Artists for Soup has invested in the demonstration gardens and meeting spaces, making possible workshops that bring together international and local groups. Bringing people to share science-based information and local knowledge may be part of what makes Aráuz’s approach successful. And as local community members share and develop strategies for building dietary diversity, composting, and seed saving, it becomes clear that the solution for hunger and environmental destruction is right under our feet in spaces where communities learn from each other.
Aráuz’s sister, Alyeriz Aráuz Zeledón, remembers fondly the trees that grew around them during their childhoods. “I have many memories of long walks under the shade of the trees and over the river where I could find guava, orange, or mango trees,” she says. But as the community has grown, people have cut down the trees for fuel and lumber, damaging the water table, the Calico River, and the air quality.
Zeledón joined Artists for Soup as a consultant after working for six years in Nicaragua with indigenous and Afro-descent communities on collective rights and education. With a grant from the Pollination Project and support from Artists for Soup, she has begun a reforestation project in El Corozo.

During summer of 2018, more than 100 members of the El Corozo community planted 1,000 trees near the city’s water source and began removing trash from the Calico River as part of a new recycling initiative. The nearby community of San Dionisio participated in the river clean-up and reforestation efforts; in return, the Corozo community will help with a larger river clean-up and reforestation initiative in their region. “My teacher at the school in El Corozo,” Zeledón said, “told me she had wanted to do a river clean up for over ten years but couldn’t figure out how to motivate the students to do it.
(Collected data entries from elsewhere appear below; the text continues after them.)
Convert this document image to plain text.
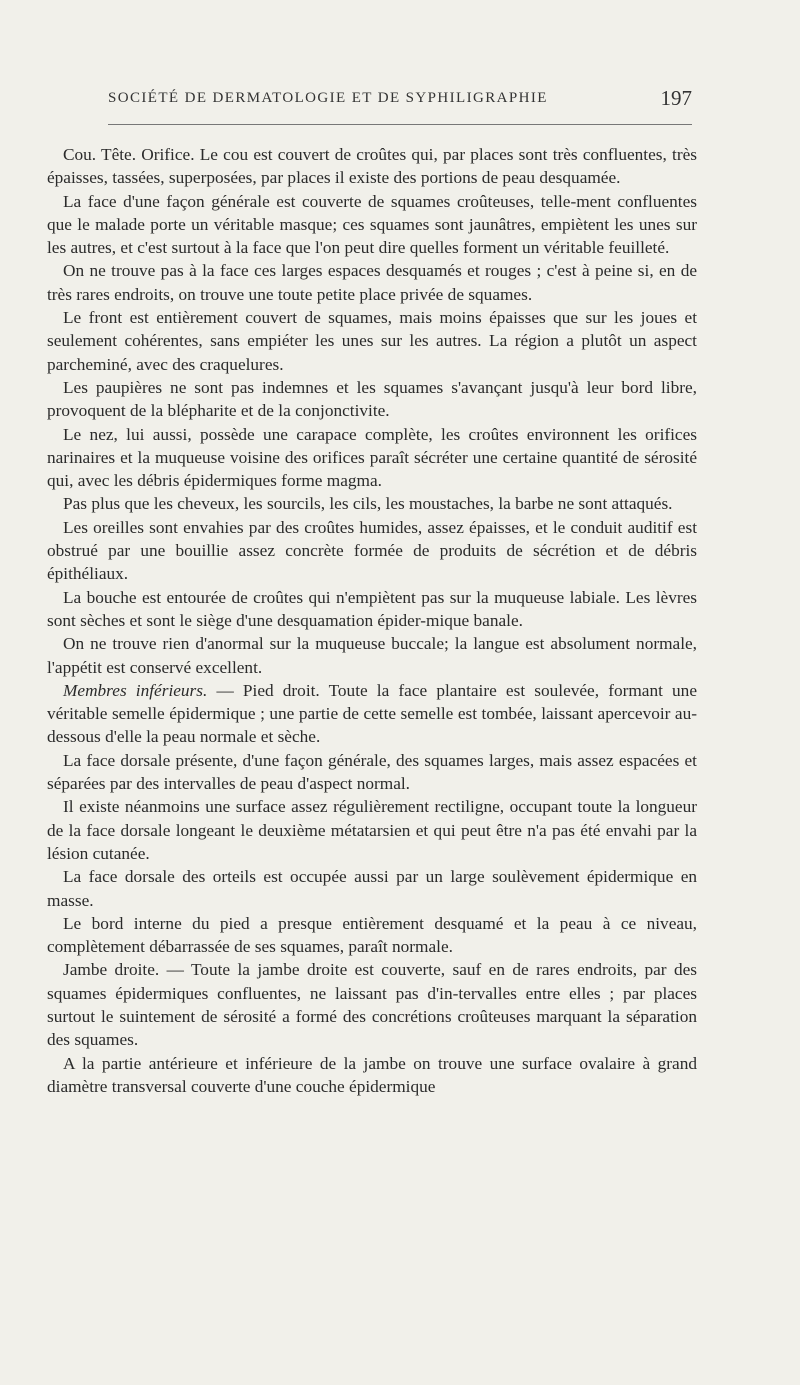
SOCIÉTÉ DE DERMATOLOGIE ET DE SYPHILIGRAPHIE	197

Cou. Tête. Orifice. Le cou est couvert de croûtes qui, par places sont très confluentes, très épaisses, tassées, superposées, par places il existe des portions de peau desquamée.

La face d'une façon générale est couverte de squames croûteuses, telle-ment confluentes que le malade porte un véritable masque; ces squames sont jaunâtres, empiètent les unes sur les autres, et c'est surtout à la face que l'on peut dire quelles forment un véritable feuilleté.

On ne trouve pas à la face ces larges espaces desquamés et rouges ; c'est à peine si, en de très rares endroits, on trouve une toute petite place privée de squames.

Le front est entièrement couvert de squames, mais moins épaisses que sur les joues et seulement cohérentes, sans empiéter les unes sur les autres. La région a plutôt un aspect parcheminé, avec des craquelures.

Les paupières ne sont pas indemnes et les squames s'avançant jusqu'à leur bord libre, provoquent de la blépharite et de la conjonctivite.

Le nez, lui aussi, possède une carapace complète, les croûtes environnent les orifices narinaires et la muqueuse voisine des orifices paraît sécréter une certaine quantité de sérosité qui, avec les débris épidermiques forme magma.

Pas plus que les cheveux, les sourcils, les cils, les moustaches, la barbe ne sont attaqués.

Les oreilles sont envahies par des croûtes humides, assez épaisses, et le conduit auditif est obstrué par une bouillie assez concrète formée de produits de sécrétion et de débris épithéliaux.

La bouche est entourée de croûtes qui n'empiètent pas sur la muqueuse labiale. Les lèvres sont sèches et sont le siège d'une desquamation épider-mique banale.

On ne trouve rien d'anormal sur la muqueuse buccale; la langue est absolument normale, l'appétit est conservé excellent.

Membres inférieurs. — Pied droit. Toute la face plantaire est soulevée, formant une véritable semelle épidermique ; une partie de cette semelle est tombée, laissant apercevoir au-dessous d'elle la peau normale et sèche.

La face dorsale présente, d'une façon générale, des squames larges, mais assez espacées et séparées par des intervalles de peau d'aspect normal.

Il existe néanmoins une surface assez régulièrement rectiligne, occupant toute la longueur de la face dorsale longeant le deuxième métatarsien et qui peut être n'a pas été envahi par la lésion cutanée.

La face dorsale des orteils est occupée aussi par un large soulèvement épidermique en masse.

Le bord interne du pied a presque entièrement desquamé et la peau à ce niveau, complètement débarrassée de ses squames, paraît normale.

Jambe droite. — Toute la jambe droite est couverte, sauf en de rares endroits, par des squames épidermiques confluentes, ne laissant pas d'in-tervalles entre elles ; par places surtout le suintement de sérosité a formé des concrétions croûteuses marquant la séparation des squames.

A la partie antérieure et inférieure de la jambe on trouve une surface ovalaire à grand diamètre transversal couverte d'une couche épidermique
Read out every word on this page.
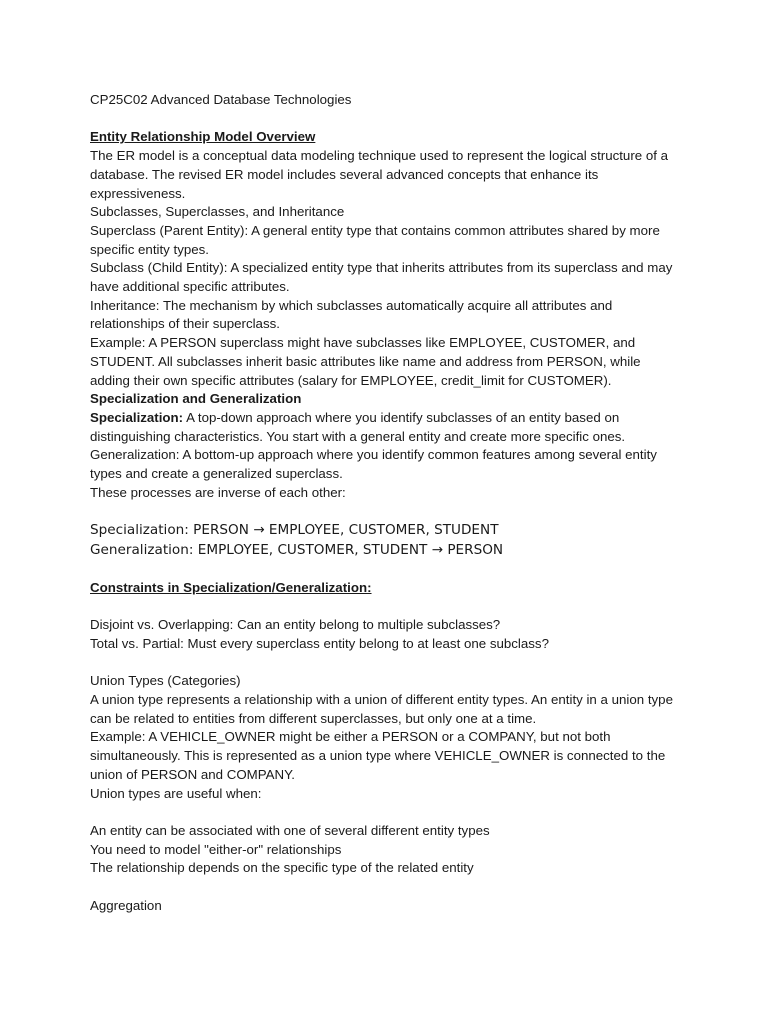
CP25C02 Advanced Database Technologies
Entity Relationship Model Overview
The ER model is a conceptual data modeling technique used to represent the logical structure of a database. The revised ER model includes several advanced concepts that enhance its expressiveness.
Subclasses, Superclasses, and Inheritance
Superclass (Parent Entity): A general entity type that contains common attributes shared by more specific entity types.
Subclass (Child Entity): A specialized entity type that inherits attributes from its superclass and may have additional specific attributes.
Inheritance: The mechanism by which subclasses automatically acquire all attributes and relationships of their superclass.
Example: A PERSON superclass might have subclasses like EMPLOYEE, CUSTOMER, and STUDENT. All subclasses inherit basic attributes like name and address from PERSON, while adding their own specific attributes (salary for EMPLOYEE, credit_limit for CUSTOMER).
Specialization and Generalization
Specialization: A top-down approach where you identify subclasses of an entity based on distinguishing characteristics. You start with a general entity and create more specific ones.
Generalization: A bottom-up approach where you identify common features among several entity types and create a generalized superclass.
These processes are inverse of each other:
Specialization: PERSON → EMPLOYEE, CUSTOMER, STUDENT
Generalization: EMPLOYEE, CUSTOMER, STUDENT → PERSON
Constraints in Specialization/Generalization:
Disjoint vs. Overlapping: Can an entity belong to multiple subclasses?
Total vs. Partial: Must every superclass entity belong to at least one subclass?
Union Types (Categories)
A union type represents a relationship with a union of different entity types. An entity in a union type can be related to entities from different superclasses, but only one at a time.
Example: A VEHICLE_OWNER might be either a PERSON or a COMPANY, but not both simultaneously. This is represented as a union type where VEHICLE_OWNER is connected to the union of PERSON and COMPANY.
Union types are useful when:
An entity can be associated with one of several different entity types
You need to model "either-or" relationships
The relationship depends on the specific type of the related entity
Aggregation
She was elated when students, older siblings and parents all showed up to help.” It’s clear that both sisters inspire people to feel their potential as participants in a movement to turn the reservation into a flourishing place that encourages others.
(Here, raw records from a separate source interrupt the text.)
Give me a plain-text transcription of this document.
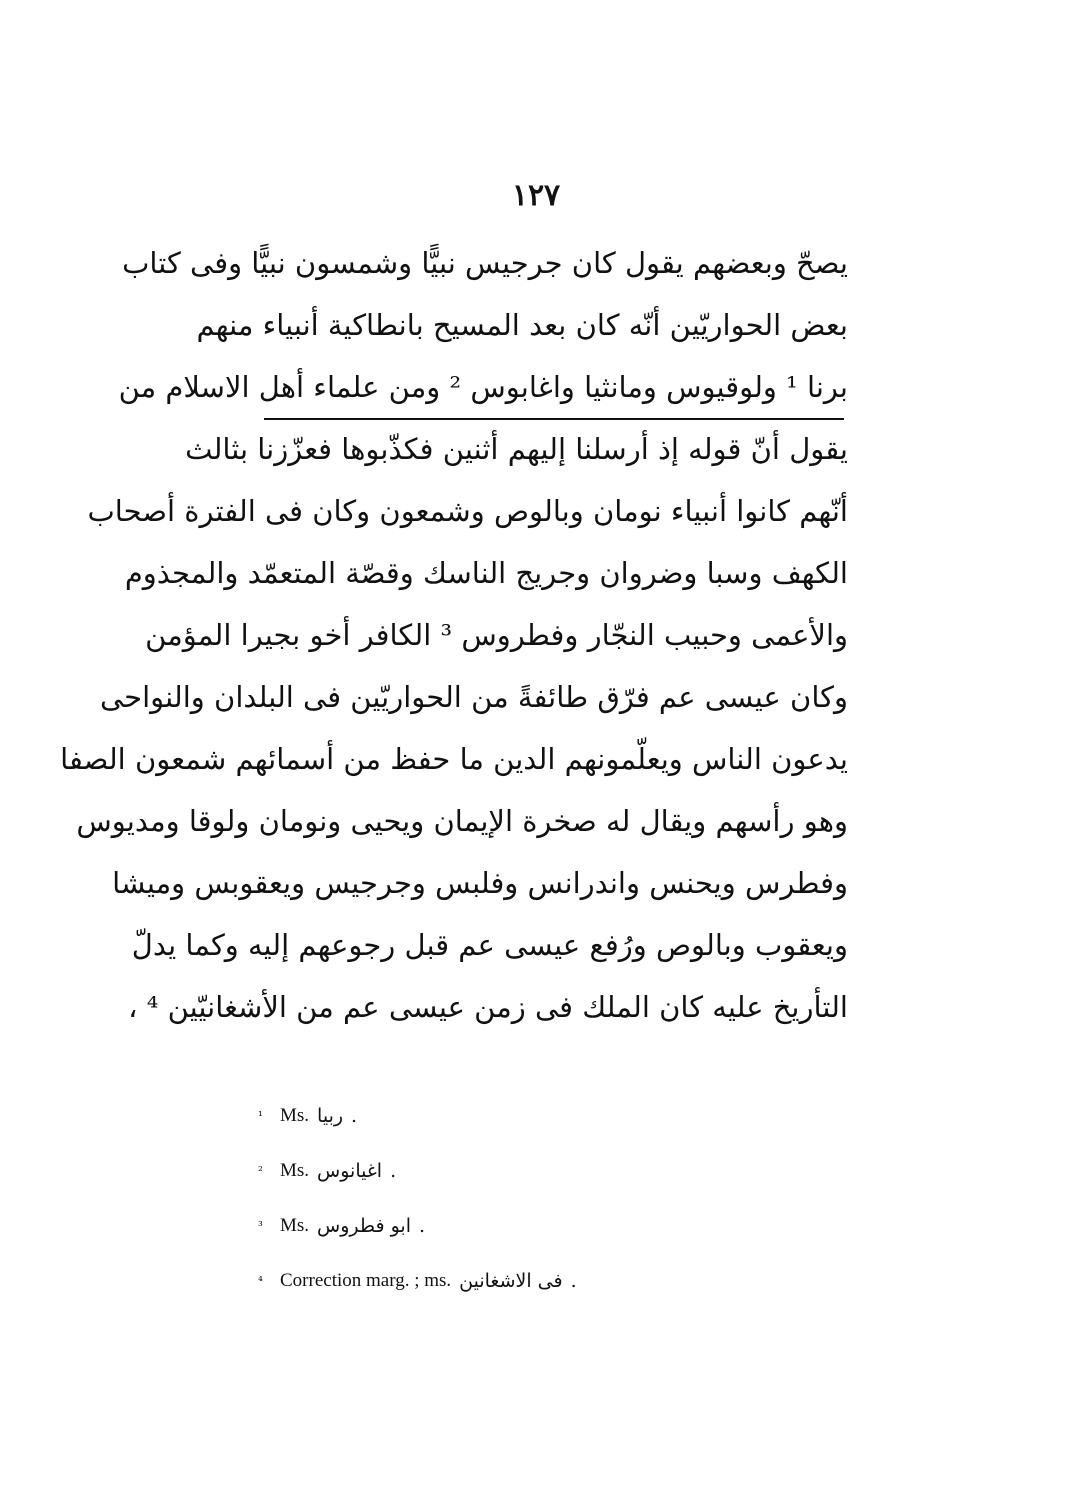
١٢٧
يصحّ وبعضهم يقول كان جرجيس نبيًّا وشمسون نبيًّا وفى كتاب
بعض الحواريّين أنّه كان بعد المسيح بانطاكية أنبياء منهم
برنا ¹ ولوقيوس ومانثيا واغابوس ² ومن علماء أهل الاسلام من
يقول أنّ قوله إذ أرسلنا إليهم أثنين فكذّبوها فعزّزنا بثالث
أنّهم كانوا أنبياء نومان وبالوص وشمعون وكان فى الفترة أصحاب
الكهف وسبا وضروان وجريج الناسك وقصّة المتعمّد والمجذوم
والأعمى وحبيب النجّار وفطروس ³ الكافر أخو بجيرا المؤمن
وكان عيسى عم فرّق طائفةً من الحواريّين فى البلدان والنواحى
يدعون الناس ويعلّمونهم الدين ما حفظ من أسمائهم شمعون الصفا
وهو رأسهم ويقال له صخرة الإيمان ويحيى ونومان ولوقا ومديوس
وفطرس ويحنس واندرانس وفلبس وجرجيس ويعقوبس وميشا
ويعقوب وبالوص ورُفع عيسى عم قبل رجوعهم إليه وكما يدلّ
التأريخ عليه كان الملك فى زمن عيسى عم من الأشغانيّين ⁴ ،
¹ Ms. ربيا .
² Ms. اغيانوس .
³ Ms. ابو فطروس .
⁴ Correction marg. ; ms. فى الاشغانين .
In addition to 1,000 native tree seedlings and reforestation materials, the Pollination Project and Artists for Soup have provided 380 fruit trees for 48 families, including biointensive family garden participants. These trees have all been planted in the first stage of what will become an ongoing effort to re-green the reservation.
Zeledón also coordinates making and distributing seed balls to throw in deforested areas as part of a youth initiative to engage teens in projects that resist climate change. Zeledón adapted this seed ball initiative as an inexpensive and simple way to start reforestation in large areas after reading about the transformative work of an organization called Seed Balls of Kenya.
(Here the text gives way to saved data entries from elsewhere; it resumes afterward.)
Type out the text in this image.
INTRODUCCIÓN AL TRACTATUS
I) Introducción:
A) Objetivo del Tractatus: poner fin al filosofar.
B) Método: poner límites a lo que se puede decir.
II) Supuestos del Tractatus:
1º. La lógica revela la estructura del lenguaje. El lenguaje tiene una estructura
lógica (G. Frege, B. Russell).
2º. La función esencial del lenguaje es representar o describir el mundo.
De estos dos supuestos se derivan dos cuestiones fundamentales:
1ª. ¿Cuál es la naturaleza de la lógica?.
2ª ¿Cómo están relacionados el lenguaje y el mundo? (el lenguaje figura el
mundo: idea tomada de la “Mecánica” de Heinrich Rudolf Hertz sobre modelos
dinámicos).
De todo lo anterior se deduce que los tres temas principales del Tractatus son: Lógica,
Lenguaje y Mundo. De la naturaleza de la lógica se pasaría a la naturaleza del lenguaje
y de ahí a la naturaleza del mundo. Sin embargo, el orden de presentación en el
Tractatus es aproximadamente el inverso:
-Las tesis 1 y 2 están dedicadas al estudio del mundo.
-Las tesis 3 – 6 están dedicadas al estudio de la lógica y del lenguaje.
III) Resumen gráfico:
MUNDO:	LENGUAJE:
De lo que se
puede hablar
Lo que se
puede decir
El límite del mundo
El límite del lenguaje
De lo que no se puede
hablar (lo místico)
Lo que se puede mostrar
Jacques Leslie sums up the science behind the work of Aráuz and Zeledón in a New York Times article titled “Soil Power: The Dirty Way to a Green Planet.” He turns around the grim prophecy that the development of agriculture 10,000 years ago was the beginning of the end of the Earth by making the case for carbon sequestration in soil and vegetation as a way to remove carbon from the atmosphere. He writes, “Instead of overcoming nature, [carbon sequestration] reinforces it, promoting the propagation of plant life to return carbon to the soil that was there in the first place — until destructive agricultural practices prompted its release into the atmosphere as carbon dioxide.”
If subsistence farmers using regenerative agriculture methods are more likely to resist climate change than massive, expensive geoengineering projects ever will, Aráuz and Zeledón are showing families and schools in Nicaragua how to animate others in precipitating a restoration process while growing good food locally and planting trees.